16) The apple market is perfectly competitive and is in long-run equilibrium. Now a disease kills
50 percent of the apple orchards. In the short run, the price of a bag of apples ________ and the
remaining apple growers make ________ economic profit. In the long run, the ________.
A) increases; zero; price of apples will return to their original level
B) remains the same; zero; orchards will be replanted and growers will make normal profits
C) increases; zero; orchards will be replanted and economic profit will return to zero
D) increases; positive; orchards will be replanted and economic profit will return to zero
17) Homer’s Holesome Donuts has determined that its profit-maximizing quantity is 10,000
donuts per year. Homer’s earns $12,000 in revenue from the sale of those donuts. Homer’s has
two costs. First he pays $16,000 in annual rental payments for its five-year lease on its store.

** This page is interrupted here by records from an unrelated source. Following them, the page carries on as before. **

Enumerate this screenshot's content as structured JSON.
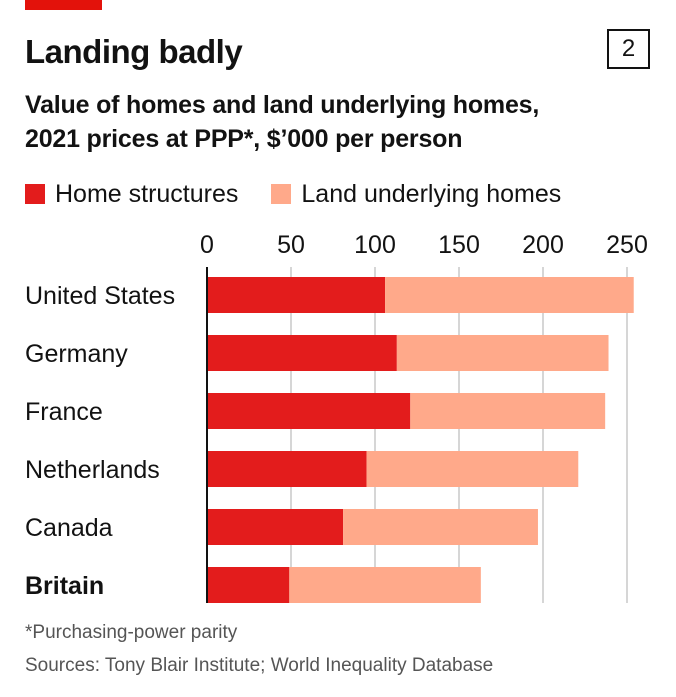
{
  "chart_number": "2",
  "title": "Landing badly",
  "subtitle_lines": [
    "Value of homes and land underlying homes,",
    "2021 prices at PPP*, $’000 per person"
  ],
  "colors": {
    "accent": "#e3120b",
    "structures": "#e31c1c",
    "land": "#ffa98a",
    "grid": "#c8c8c8",
    "axis": "#121212"
  },
  "legend": [
    {
      "label": "Home structures",
      "color": "#e31c1c"
    },
    {
      "label": "Land underlying homes",
      "color": "#ffa98a"
    }
  ],
  "chart_data": {
    "type": "bar",
    "orientation": "horizontal",
    "stacked": true,
    "categories": [
      "United States",
      "Germany",
      "France",
      "Netherlands",
      "Canada",
      "Britain"
    ],
    "highlighted_category": "Britain",
    "series": [
      {
        "name": "Home structures",
        "values": [
          106,
          113,
          121,
          95,
          81,
          49
        ]
      },
      {
        "name": "Land underlying homes",
        "values": [
          148,
          126,
          116,
          126,
          116,
          114
        ]
      }
    ],
    "xticks": [
      0,
      50,
      100,
      150,
      200,
      250
    ],
    "xlim": [
      0,
      255
    ],
    "grid": true,
    "axis_position": "top"
  },
  "footnote": "*Purchasing-power parity",
  "sources": "Sources: Tony Blair Institute; World Inequality Database"
}
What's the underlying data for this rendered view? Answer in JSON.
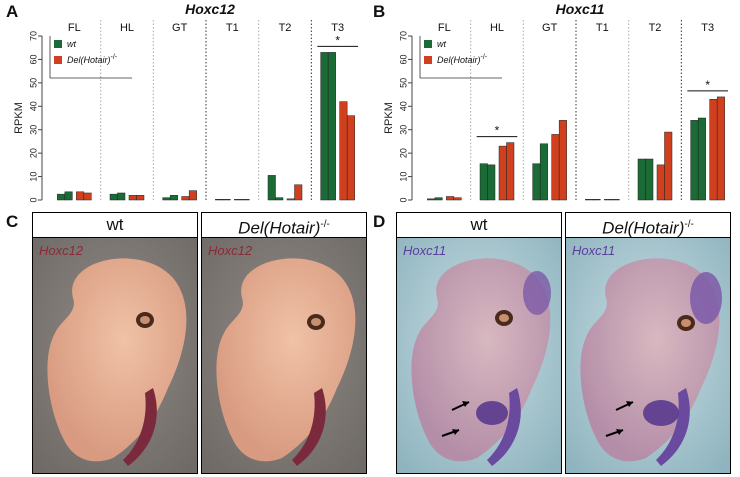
{
  "panels": {
    "A": {
      "letter": "A"
    },
    "B": {
      "letter": "B"
    },
    "C": {
      "letter": "C",
      "left_header": "wt",
      "right_header": "Del(Hotair)",
      "right_sup": "-/-",
      "stain_label": "Hoxc12",
      "stain_color": "#8a2a3a"
    },
    "D": {
      "letter": "D",
      "left_header": "wt",
      "right_header": "Del(Hotair)",
      "right_sup": "-/-",
      "stain_label": "Hoxc11",
      "stain_color": "#5a3f9a"
    }
  },
  "chart_data": [
    {
      "type": "bar",
      "title": "Hoxc12",
      "ylabel": "RPKM",
      "ylim": [
        0,
        70
      ],
      "yticks": [
        0,
        10,
        20,
        30,
        40,
        50,
        60,
        70
      ],
      "groups": [
        "FL",
        "HL",
        "GT",
        "T1",
        "T2",
        "T3"
      ],
      "legend": {
        "entries": [
          "wt",
          "Del(Hotair)"
        ],
        "sup": "-/-"
      },
      "series": [
        {
          "name": "wt",
          "color": "#1a6b35",
          "values": [
            [
              2.5,
              3.5
            ],
            [
              2.5,
              3.0
            ],
            [
              1.0,
              2.0
            ],
            [
              0.3,
              0.3
            ],
            [
              10.5,
              1.0
            ],
            [
              63,
              63
            ]
          ]
        },
        {
          "name": "Del(Hotair)-/-",
          "color": "#d0401f",
          "values": [
            [
              3.5,
              3.0
            ],
            [
              2.0,
              2.0
            ],
            [
              1.5,
              4.0
            ],
            [
              0.3,
              0.3
            ],
            [
              0.5,
              6.5
            ],
            [
              42,
              36
            ]
          ]
        }
      ],
      "significance": [
        {
          "group": "T3",
          "label": "*"
        }
      ]
    },
    {
      "type": "bar",
      "title": "Hoxc11",
      "ylabel": "RPKM",
      "ylim": [
        0,
        70
      ],
      "yticks": [
        0,
        10,
        20,
        30,
        40,
        50,
        60,
        70
      ],
      "groups": [
        "FL",
        "HL",
        "GT",
        "T1",
        "T2",
        "T3"
      ],
      "legend": {
        "entries": [
          "wt",
          "Del(Hotair)"
        ],
        "sup": "-/-"
      },
      "series": [
        {
          "name": "wt",
          "color": "#1a6b35",
          "values": [
            [
              0.5,
              1.0
            ],
            [
              15.5,
              15.0
            ],
            [
              15.5,
              24.0
            ],
            [
              0.3,
              0.3
            ],
            [
              17.5,
              17.5
            ],
            [
              34,
              35
            ]
          ]
        },
        {
          "name": "Del(Hotair)-/-",
          "color": "#d0401f",
          "values": [
            [
              1.5,
              1.0
            ],
            [
              23,
              24.5
            ],
            [
              28,
              34
            ],
            [
              0.3,
              0.3
            ],
            [
              15,
              29
            ],
            [
              43,
              44
            ]
          ]
        }
      ],
      "significance": [
        {
          "group": "HL",
          "label": "*"
        },
        {
          "group": "T3",
          "label": "*"
        }
      ]
    }
  ]
}
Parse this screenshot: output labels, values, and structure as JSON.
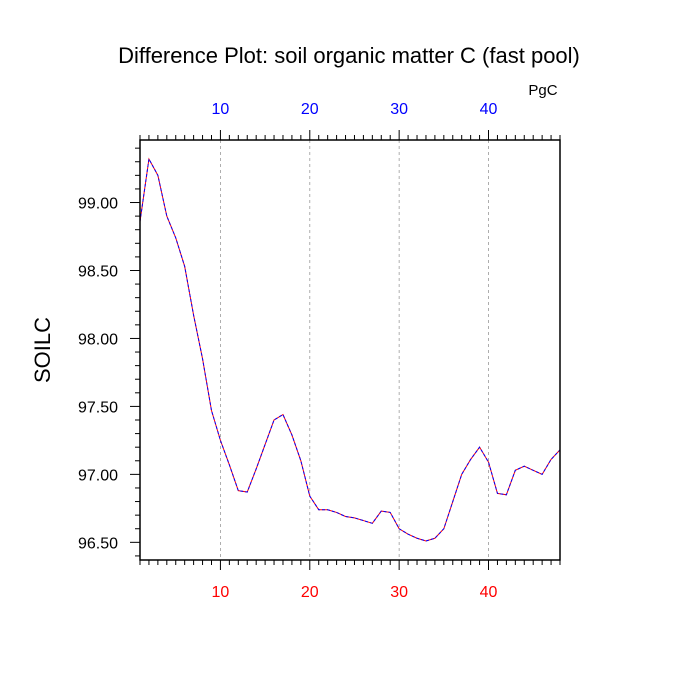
{
  "chart_data": {
    "type": "line",
    "title": "Difference Plot: soil organic matter C (fast pool)",
    "unit_label": "PgC",
    "ylabel": "SOILC",
    "xlim": [
      1,
      48
    ],
    "ylim": [
      96.37,
      99.46
    ],
    "x_ticks": [
      10,
      20,
      30,
      40
    ],
    "x_tick_labels": [
      "10",
      "20",
      "30",
      "40"
    ],
    "y_ticks": [
      96.5,
      97.0,
      97.5,
      98.0,
      98.5,
      99.0
    ],
    "y_tick_labels": [
      "96.50",
      "97.00",
      "97.50",
      "98.00",
      "98.50",
      "99.00"
    ],
    "x_minor_step": 1,
    "y_minor_step": 0.1,
    "top_tick_color": "#0000ff",
    "bottom_tick_color": "#ff0000",
    "grid": "x-dashed",
    "series": [
      {
        "color_a": "#ff0000",
        "color_b": "#0000ff",
        "x": [
          1,
          2,
          3,
          4,
          5,
          6,
          7,
          8,
          9,
          10,
          11,
          12,
          13,
          14,
          15,
          16,
          17,
          18,
          19,
          20,
          21,
          22,
          23,
          24,
          25,
          26,
          27,
          28,
          29,
          30,
          31,
          32,
          33,
          34,
          35,
          36,
          37,
          38,
          39,
          40,
          41,
          42,
          43,
          44,
          45,
          46,
          47,
          48
        ],
        "values": [
          98.86,
          99.32,
          99.2,
          98.9,
          98.74,
          98.53,
          98.17,
          97.85,
          97.47,
          97.25,
          97.07,
          96.88,
          96.87,
          97.04,
          97.22,
          97.4,
          97.44,
          97.29,
          97.1,
          96.84,
          96.74,
          96.74,
          96.72,
          96.69,
          96.68,
          96.66,
          96.64,
          96.73,
          96.72,
          96.6,
          96.56,
          96.53,
          96.51,
          96.53,
          96.6,
          96.8,
          97.0,
          97.11,
          97.2,
          97.09,
          96.86,
          96.85,
          97.03,
          97.06,
          97.03,
          97.0,
          97.11,
          97.18
        ]
      }
    ]
  }
}
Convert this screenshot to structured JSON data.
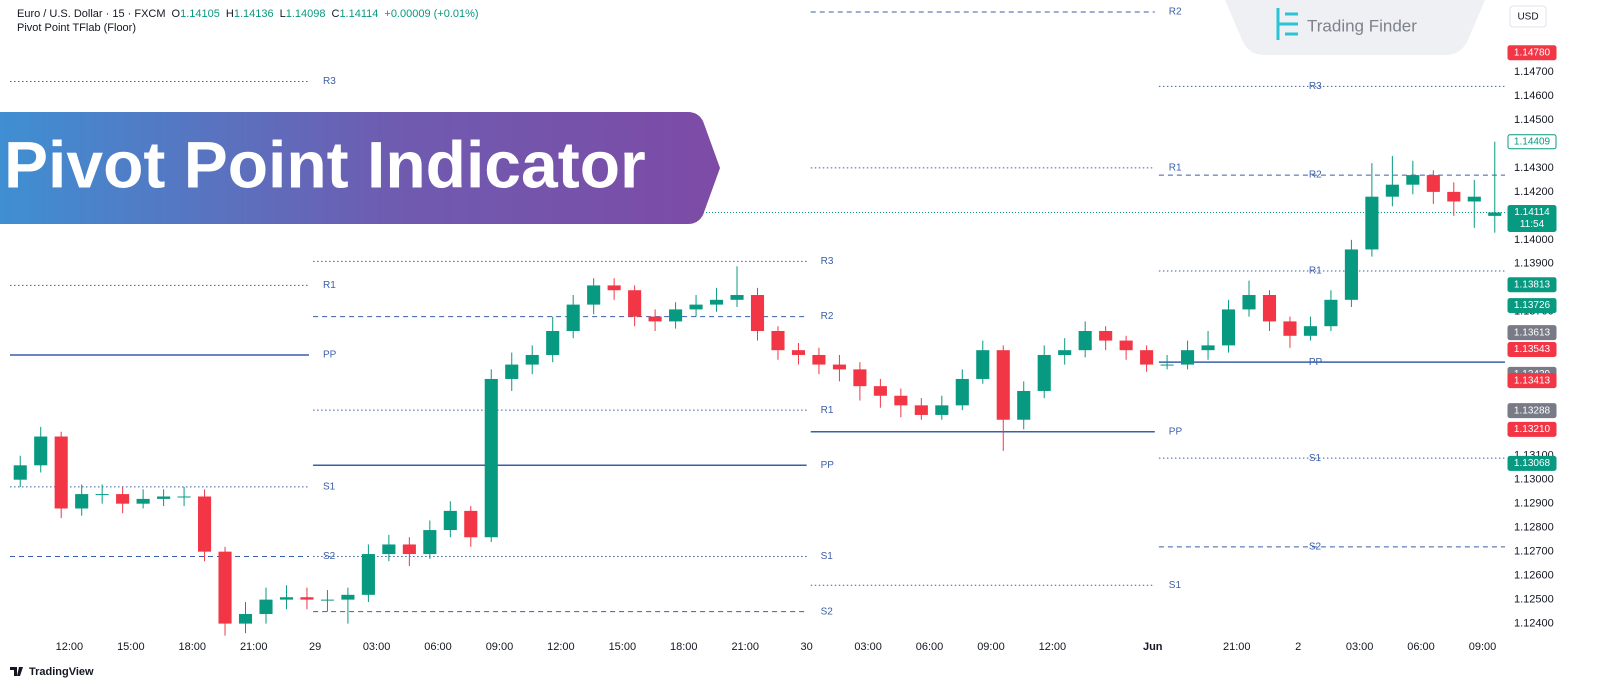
{
  "header": {
    "symbol": "Euro / U.S. Dollar · 15 · FXCM",
    "ohlc": [
      {
        "key": "O",
        "value": 1.14105
      },
      {
        "key": "H",
        "value": 1.14136
      },
      {
        "key": "L",
        "value": 1.14098
      },
      {
        "key": "C",
        "value": 1.14114
      }
    ],
    "change": "+0.00009 (+0.01%)",
    "indicator": "Pivot Point TFlab (Floor)",
    "currency": "USD"
  },
  "banner": {
    "title": "Pivot Point Indicator"
  },
  "logo": {
    "name": "Trading Finder"
  },
  "footer": {
    "brand": "TradingView"
  },
  "chart_data": {
    "type": "candlestick",
    "up_color": "#089981",
    "down_color": "#f23645",
    "pivot_color": "#3a5fa8",
    "grid": false,
    "xlim": [
      -0.5,
      72.5
    ],
    "xticks": [
      {
        "value": 2.4,
        "label": "12:00"
      },
      {
        "value": 5.4,
        "label": "15:00"
      },
      {
        "value": 8.4,
        "label": "18:00"
      },
      {
        "value": 11.4,
        "label": "21:00"
      },
      {
        "value": 14.4,
        "label": "29"
      },
      {
        "value": 17.4,
        "label": "03:00"
      },
      {
        "value": 20.4,
        "label": "06:00"
      },
      {
        "value": 23.4,
        "label": "09:00"
      },
      {
        "value": 26.4,
        "label": "12:00"
      },
      {
        "value": 29.4,
        "label": "15:00"
      },
      {
        "value": 32.4,
        "label": "18:00"
      },
      {
        "value": 35.4,
        "label": "21:00"
      },
      {
        "value": 38.4,
        "label": "30"
      },
      {
        "value": 41.4,
        "label": "03:00"
      },
      {
        "value": 44.4,
        "label": "06:00"
      },
      {
        "value": 47.4,
        "label": "09:00"
      },
      {
        "value": 50.4,
        "label": "12:00"
      },
      {
        "value": 55.3,
        "label": "Jun"
      },
      {
        "value": 59.4,
        "label": "21:00"
      },
      {
        "value": 62.4,
        "label": "2"
      },
      {
        "value": 65.4,
        "label": "03:00"
      },
      {
        "value": 68.4,
        "label": "06:00"
      },
      {
        "value": 71.4,
        "label": "09:00"
      }
    ],
    "ylim": [
      1.1234,
      1.15
    ],
    "yticks": [
      {
        "value": 1.124,
        "label": "1.12400"
      },
      {
        "value": 1.125,
        "label": "1.12500"
      },
      {
        "value": 1.126,
        "label": "1.12600"
      },
      {
        "value": 1.127,
        "label": "1.12700"
      },
      {
        "value": 1.128,
        "label": "1.12800"
      },
      {
        "value": 1.129,
        "label": "1.12900"
      },
      {
        "value": 1.13,
        "label": "1.13000"
      },
      {
        "value": 1.131,
        "label": "1.13100"
      },
      {
        "value": 1.137,
        "label": "1.13700"
      },
      {
        "value": 1.139,
        "label": "1.13900"
      },
      {
        "value": 1.14,
        "label": "1.14000"
      },
      {
        "value": 1.142,
        "label": "1.14200"
      },
      {
        "value": 1.143,
        "label": "1.14300"
      },
      {
        "value": 1.145,
        "label": "1.14500"
      },
      {
        "value": 1.146,
        "label": "1.14600"
      },
      {
        "value": 1.147,
        "label": "1.14700"
      }
    ],
    "open": [
      1.13,
      1.1306,
      1.1318,
      1.1288,
      1.1294,
      1.1294,
      1.129,
      1.1292,
      1.1293,
      1.1293,
      1.127,
      1.124,
      1.1244,
      1.125,
      1.1251,
      1.125,
      1.125,
      1.1252,
      1.1269,
      1.1273,
      1.1269,
      1.1279,
      1.1287,
      1.1276,
      1.1342,
      1.1348,
      1.1352,
      1.1362,
      1.1373,
      1.1381,
      1.1379,
      1.1368,
      1.1366,
      1.1371,
      1.1373,
      1.1375,
      1.1377,
      1.1362,
      1.1354,
      1.1352,
      1.1348,
      1.1346,
      1.1339,
      1.1335,
      1.1331,
      1.1327,
      1.1331,
      1.1342,
      1.1354,
      1.1325,
      1.1337,
      1.1352,
      1.1354,
      1.1362,
      1.1358,
      1.1354,
      1.1348,
      1.1348,
      1.1354,
      1.1356,
      1.1371,
      1.1377,
      1.1366,
      1.136,
      1.1364,
      1.1375,
      1.1396,
      1.1418,
      1.1423,
      1.1427,
      1.142,
      1.1416,
      1.141
    ],
    "high": [
      1.131,
      1.1322,
      1.132,
      1.1298,
      1.1298,
      1.1297,
      1.1296,
      1.1296,
      1.1297,
      1.1296,
      1.1272,
      1.1249,
      1.1255,
      1.1256,
      1.1255,
      1.1254,
      1.1255,
      1.1273,
      1.1277,
      1.1276,
      1.1283,
      1.1291,
      1.1289,
      1.1346,
      1.1353,
      1.1356,
      1.1368,
      1.1377,
      1.1384,
      1.1384,
      1.1381,
      1.1371,
      1.1374,
      1.1377,
      1.138,
      1.1389,
      1.138,
      1.1364,
      1.1357,
      1.1355,
      1.1352,
      1.1349,
      1.1342,
      1.1338,
      1.1334,
      1.1335,
      1.1346,
      1.1358,
      1.1356,
      1.1341,
      1.1356,
      1.1359,
      1.1366,
      1.1364,
      1.136,
      1.1356,
      1.1352,
      1.1358,
      1.1362,
      1.1375,
      1.1383,
      1.1379,
      1.1368,
      1.1368,
      1.1379,
      1.14,
      1.1432,
      1.1435,
      1.1433,
      1.1429,
      1.1424,
      1.1425,
      1.14409
    ],
    "low": [
      1.1297,
      1.1303,
      1.1284,
      1.1285,
      1.129,
      1.1286,
      1.1288,
      1.1289,
      1.1289,
      1.1266,
      1.1235,
      1.1236,
      1.124,
      1.1246,
      1.1246,
      1.1245,
      1.124,
      1.1249,
      1.1266,
      1.1264,
      1.1267,
      1.1276,
      1.1272,
      1.1274,
      1.1337,
      1.1344,
      1.1349,
      1.1359,
      1.1369,
      1.1375,
      1.1364,
      1.1362,
      1.1363,
      1.1368,
      1.137,
      1.1372,
      1.1358,
      1.135,
      1.1348,
      1.1344,
      1.1341,
      1.1333,
      1.133,
      1.1326,
      1.1325,
      1.1325,
      1.1329,
      1.134,
      1.1312,
      1.1321,
      1.1334,
      1.1348,
      1.1351,
      1.1354,
      1.135,
      1.1345,
      1.1346,
      1.1346,
      1.135,
      1.1353,
      1.1368,
      1.1362,
      1.1355,
      1.1358,
      1.1362,
      1.1372,
      1.1393,
      1.1414,
      1.1419,
      1.1415,
      1.141,
      1.1405,
      1.1403
    ],
    "close": [
      1.1306,
      1.1318,
      1.1288,
      1.1294,
      1.1294,
      1.129,
      1.1292,
      1.1293,
      1.1293,
      1.127,
      1.124,
      1.1244,
      1.125,
      1.1251,
      1.125,
      1.125,
      1.1252,
      1.1269,
      1.1273,
      1.1269,
      1.1279,
      1.1287,
      1.1276,
      1.1342,
      1.1348,
      1.1352,
      1.1362,
      1.1373,
      1.1381,
      1.1379,
      1.1368,
      1.1366,
      1.1371,
      1.1373,
      1.1375,
      1.1377,
      1.1362,
      1.1354,
      1.1352,
      1.1348,
      1.1346,
      1.1339,
      1.1335,
      1.1331,
      1.1327,
      1.1331,
      1.1342,
      1.1354,
      1.1325,
      1.1337,
      1.1352,
      1.1354,
      1.1362,
      1.1358,
      1.1354,
      1.1348,
      1.1348,
      1.1354,
      1.1356,
      1.1371,
      1.1377,
      1.1366,
      1.136,
      1.1364,
      1.1375,
      1.1396,
      1.1418,
      1.1423,
      1.1427,
      1.142,
      1.1416,
      1.1418,
      1.14114
    ],
    "pivots": [
      {
        "start": -0.5,
        "end": 14.1,
        "levels": [
          {
            "name": "R3",
            "value": 1.1466
          },
          {
            "name": "R2",
            "value": 1.1436
          },
          {
            "name": "R1",
            "value": 1.1381
          },
          {
            "name": "PP",
            "value": 1.1352
          },
          {
            "name": "S1",
            "value": 1.1297
          },
          {
            "name": "S2",
            "value": 1.1268
          }
        ]
      },
      {
        "start": 14.3,
        "end": 38.4,
        "levels": [
          {
            "name": "R3",
            "value": 1.1391
          },
          {
            "name": "R2",
            "value": 1.1368
          },
          {
            "name": "R1",
            "value": 1.1329
          },
          {
            "name": "PP",
            "value": 1.1306
          },
          {
            "name": "S1",
            "value": 1.1268
          },
          {
            "name": "S2",
            "value": 1.1245
          }
        ]
      },
      {
        "start": 38.6,
        "end": 55.4,
        "levels": [
          {
            "name": "R2",
            "value": 1.1495
          },
          {
            "name": "R1",
            "value": 1.143
          },
          {
            "name": "PP",
            "value": 1.132
          },
          {
            "name": "S1",
            "value": 1.1256
          }
        ]
      },
      {
        "start": 55.6,
        "end": 72.5,
        "levels": [
          {
            "name": "R3",
            "value": 1.1464
          },
          {
            "name": "R2",
            "value": 1.1427
          },
          {
            "name": "R1",
            "value": 1.1387
          },
          {
            "name": "PP",
            "value": 1.1349
          },
          {
            "name": "S1",
            "value": 1.1309
          },
          {
            "name": "S2",
            "value": 1.1272
          }
        ]
      }
    ],
    "price_tags": [
      {
        "value": 1.1478,
        "label": "1.14780",
        "color": "#f23645"
      },
      {
        "value": 1.14409,
        "label": "1.14409",
        "color": "#089981",
        "outline": true
      },
      {
        "value": 1.14114,
        "label": "1.14114",
        "color": "#089981",
        "sublabel": "11:54"
      },
      {
        "value": 1.13813,
        "label": "1.13813",
        "color": "#089981"
      },
      {
        "value": 1.13726,
        "label": "1.13726",
        "color": "#089981"
      },
      {
        "value": 1.13613,
        "label": "1.13613",
        "color": "#787b86"
      },
      {
        "value": 1.13543,
        "label": "1.13543",
        "color": "#f23645"
      },
      {
        "value": 1.13439,
        "label": "1.13439",
        "color": "#787b86"
      },
      {
        "value": 1.13413,
        "label": "1.13413",
        "color": "#f23645"
      },
      {
        "value": 1.13288,
        "label": "1.13288",
        "color": "#787b86"
      },
      {
        "value": 1.1321,
        "label": "1.13210",
        "color": "#f23645"
      },
      {
        "value": 1.13068,
        "label": "1.13068",
        "color": "#089981"
      }
    ]
  }
}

Second Homer incurs an additional cost of $5,000 for ingredients. Should Homer’s exit the
market in the long run?
A) yes, because he is incurring an economic loss
B) yes, because all costs are fixed in the long run
C) no, because he is making an economic profit
D) no, because all costs are variable in the long run
18) If firms in a competitive market are ________ then there is ________ for firms to ________
the industry.
A) incurring economic losses; an incentive; exit
B) incurring economic losses; no incentive; exit
C) making economic profits; no incentive; enter
D) making zero economic profit; an incentive; exit
19) Suppose some firms in a perfectly competitive market are incurring an economic loss. As a
result,
A) all the firms will eventually incur an economic loss.
B) some firms will leave the market and the price of the good will rise.
C) some firms will leave the market and the remaining firms’ quantity will decrease.
D) the total market economic profit must equal $0.